Ariane Anna, Oey Cindy, Sumariyono Sumariyono, Herqutanto Herqutanto, Kurniati Nia, Hidayat Rudy, Shatri Hamzah
Division of Rheumatology, Department of Internal Medicine, Medical Faculty Universitas Indonesia, Cipto Mangunkusumo National General Hospital, Jakarta, Indonesia.
Fellow of Rheumatology, Division of Rheumatology, Department of Internal Medicine, Medical Faculty Universitas Indonesia, Cipto Mangunkusumo National General Hospital, Jakarta, Indonesia.
BMC Rheumatol. 2024 Aug 29;8(1):38. doi: 10.1186/s41927-024-00407-5.

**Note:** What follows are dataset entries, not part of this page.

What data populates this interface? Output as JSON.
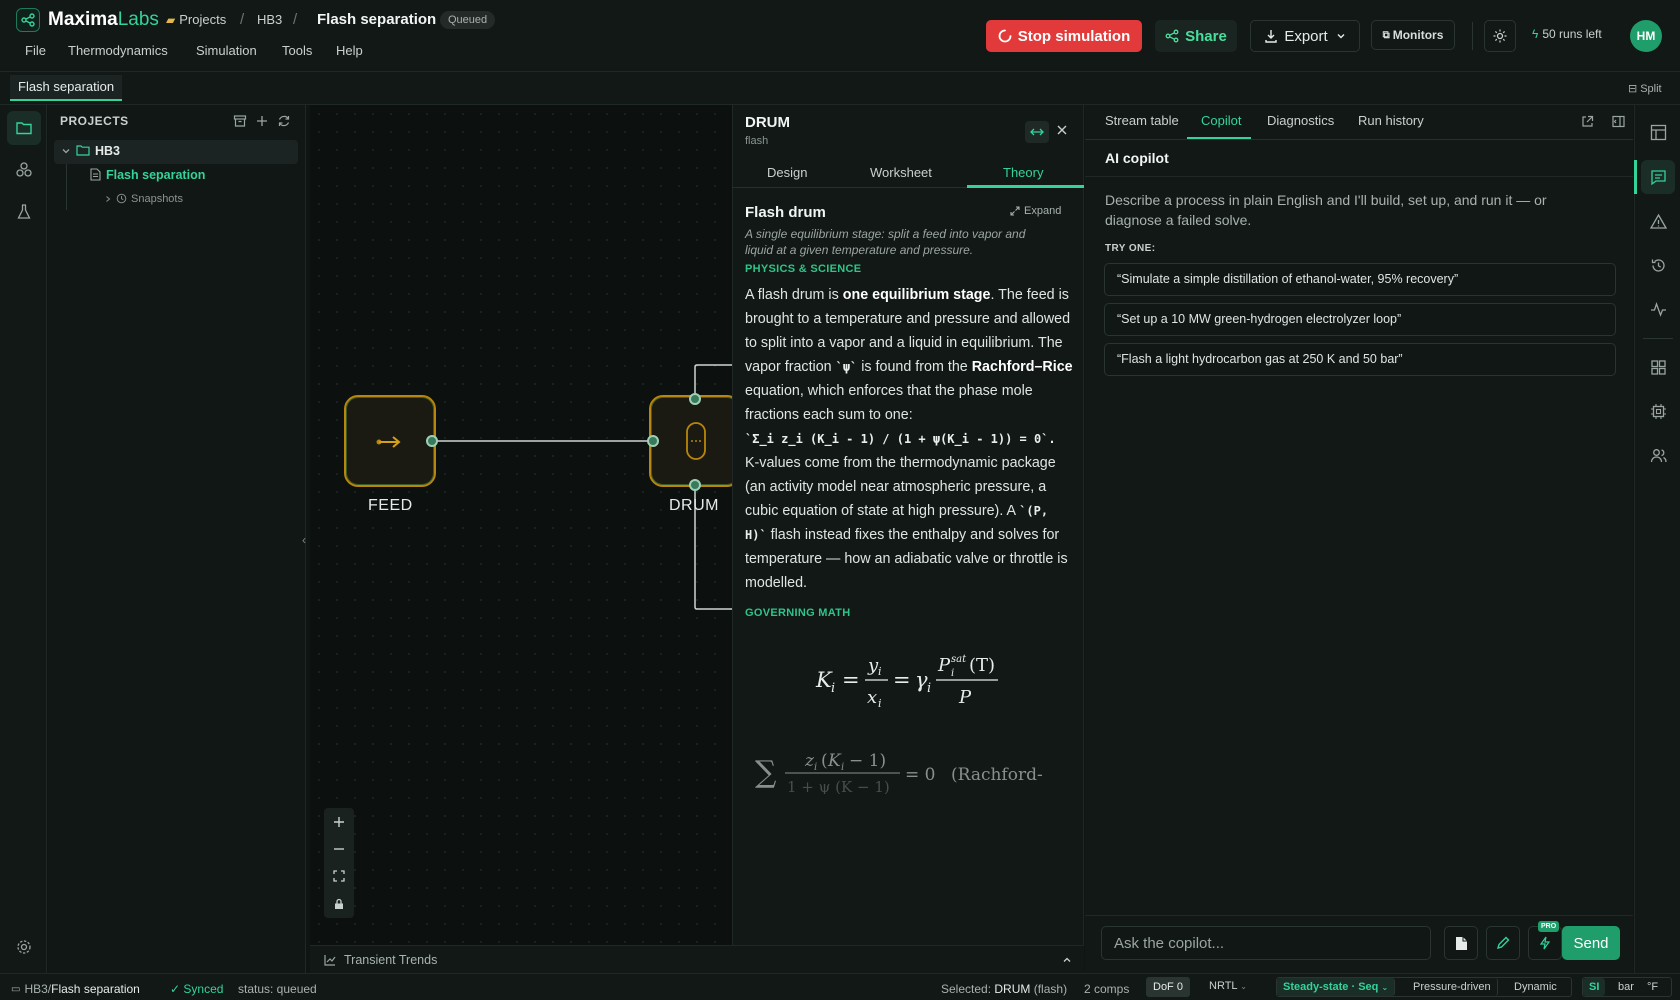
{
  "app": {
    "brand_main": "Maxima",
    "brand_accent": "Labs"
  },
  "breadcrumb": {
    "projects": "Projects",
    "project": "HB3",
    "title": "Flash separation",
    "status": "Queued"
  },
  "menus": [
    "File",
    "Thermodynamics",
    "Simulation",
    "Tools",
    "Help"
  ],
  "toolbar": {
    "stop": "Stop simulation",
    "share": "Share",
    "export": "Export",
    "monitors": "Monitors",
    "runs_left": "50 runs left",
    "avatar": "HM"
  },
  "doc_tab": "Flash separation",
  "split_label": "Split",
  "projects": {
    "title": "PROJECTS",
    "folder": "HB3",
    "file": "Flash separation",
    "snapshots": "Snapshots"
  },
  "canvas": {
    "nodes": [
      {
        "id": "feed",
        "label": "FEED"
      },
      {
        "id": "drum",
        "label": "DRUM"
      }
    ],
    "trends_label": "Transient Trends"
  },
  "drum_panel": {
    "title": "DRUM",
    "subtitle": "flash",
    "tabs": [
      "Design",
      "Worksheet",
      "Theory"
    ],
    "active_tab": "Theory",
    "heading": "Flash drum",
    "expand": "Expand",
    "description": "A single equilibrium stage: split a feed into vapor and liquid at a given temperature and pressure.",
    "section1": "PHYSICS & SCIENCE",
    "body": {
      "p1": "A flash drum is ",
      "p1_bold": "one equilibrium stage",
      "p2": ". The feed is brought to a temperature and pressure and allowed to split into a vapor and a liquid in equilibrium. The vapor fraction ",
      "p2_code": "`ψ`",
      "p3": " is found from the ",
      "p3_bold": "Rachford–Rice",
      "p4": " equation, which enforces that the phase mole fractions each sum to one:",
      "eq_code": "`Σ_i z_i (K_i - 1) / (1 + ψ(K_i - 1)) = 0`.",
      "p5": "K-values come from the thermodynamic package (an activity model near atmospheric pressure, a cubic equation of state at high pressure). A ",
      "p5_code": "`(P, H)`",
      "p6": " flash instead fixes the enthalpy and solves for temperature — how an adiabatic valve or throttle is modelled."
    },
    "section2": "GOVERNING MATH",
    "math_tag": "(Rachford-"
  },
  "right_panel": {
    "tabs": [
      "Stream table",
      "Copilot",
      "Diagnostics",
      "Run history"
    ],
    "active_tab": "Copilot",
    "title": "AI copilot",
    "intro": "Describe a process in plain English and I'll build, set up, and run it — or diagnose a failed solve.",
    "try_one": "TRY ONE:",
    "suggestions": [
      "“Simulate a simple distillation of ethanol-water, 95% recovery”",
      "“Set up a 10 MW green-hydrogen electrolyzer loop”",
      "“Flash a light hydrocarbon gas at 250 K and 50 bar”"
    ],
    "input_placeholder": "Ask the copilot...",
    "pro_badge": "PRO",
    "send": "Send"
  },
  "statusbar": {
    "path_project": "HB3",
    "path_sep": " / ",
    "path_file": "Flash separation",
    "synced": "✓ Synced",
    "status": "status: queued",
    "selected_prefix": "Selected: ",
    "selected_name": "DRUM",
    "selected_type": "(flash)",
    "comps": "2 comps",
    "dof": "DoF 0",
    "thermo": "NRTL",
    "mode": "Steady-state · Seq",
    "pressure": "Pressure-driven",
    "dynamic": "Dynamic",
    "unit_si": "SI",
    "unit_bar": "bar",
    "unit_f": "°F"
  },
  "colors": {
    "accent": "#34d399",
    "stop": "#e23a3a",
    "node_border": "#b8860b"
  }
}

To develop a transitional care model for autoimmune rheumatic disease patients based on the needs analysis.
Mixed Method, Explanatory sequential design (QUAN-qual) has been conducted. Quantitative data were collected through medical record and structured interviews. Qualitative study has been done through Focused Group Discussion (FGD), based on problems met in previous quantitative study. We have done the coding processed, followed by determining categories and themes to reach the intercoder agreement with peer-debriefing. Analysis of the final results of research was assisted by the external auditor to form a model of care.
The quantitative data collection from 27 patients showed that the transition age was 18-19 year-old, age of onset 4-17 year-old, 23 patients (85, 2%) with SLE, 4 patients (14.8%) with JIA. Two patients (7.4%) had different diagnosis from the pediatric clinic, 1 patient (3.7%) had no diagnosis from previous clinic. Drug switching during transition occurred in 14 patients (51.9%) and 3 patients (11.1%) has no known medication history. Data regarding disease activity at initial diagnosis were not available in 26 patients (96.3%). The combined FGD analysis found several key words related to "the need of change" in RSCM autoimmune rheumatic transitional care.
A development of transitional care model for autoimmune rheumatic disease consist of documents about service algorithm, transfer documents, systematic work protocols with education check list has been done.
基于需求分析为自身免疫性风湿病患者开发一种过渡性护理模式。
采用混合方法,即解释性序列设计(定量-定性)。通过病历和结构化访谈收集定量数据。基于先前定量研究中遇到的问题,通过焦点小组讨论进行定性研究。我们进行了编码处理,随后确定类别和主题,以通过同行汇报达成编码间的一致性。研究最终结果的分析由外部审计师协助,以形成护理模式。
对27例患者的定量数据收集显示,过渡年龄为18 - 19岁,发病年龄为4 - 17岁,23例患者(85.2%)患有系统性红斑狼疮,4例患者(14.8%)患有幼年特发性关节炎。2例患者(7.4%)与儿科诊所的诊断不同,1例患者(3.7%)之前诊所未给出诊断。14例患者(51.9%)在过渡期间发生了药物转换,3例患者(11.1%)没有已知用药史。26例患者(96.3%)没有初始诊断时的疾病活动数据。焦点小组讨论的综合分析发现了与自身免疫性风湿病过渡性护理中“改变需求”相关的几个关键词。
已开发出一种针对自身免疫性风湿病的过渡性护理模式,包括服务算法文件、转诊文件、带有教育检查表的系统工作协议。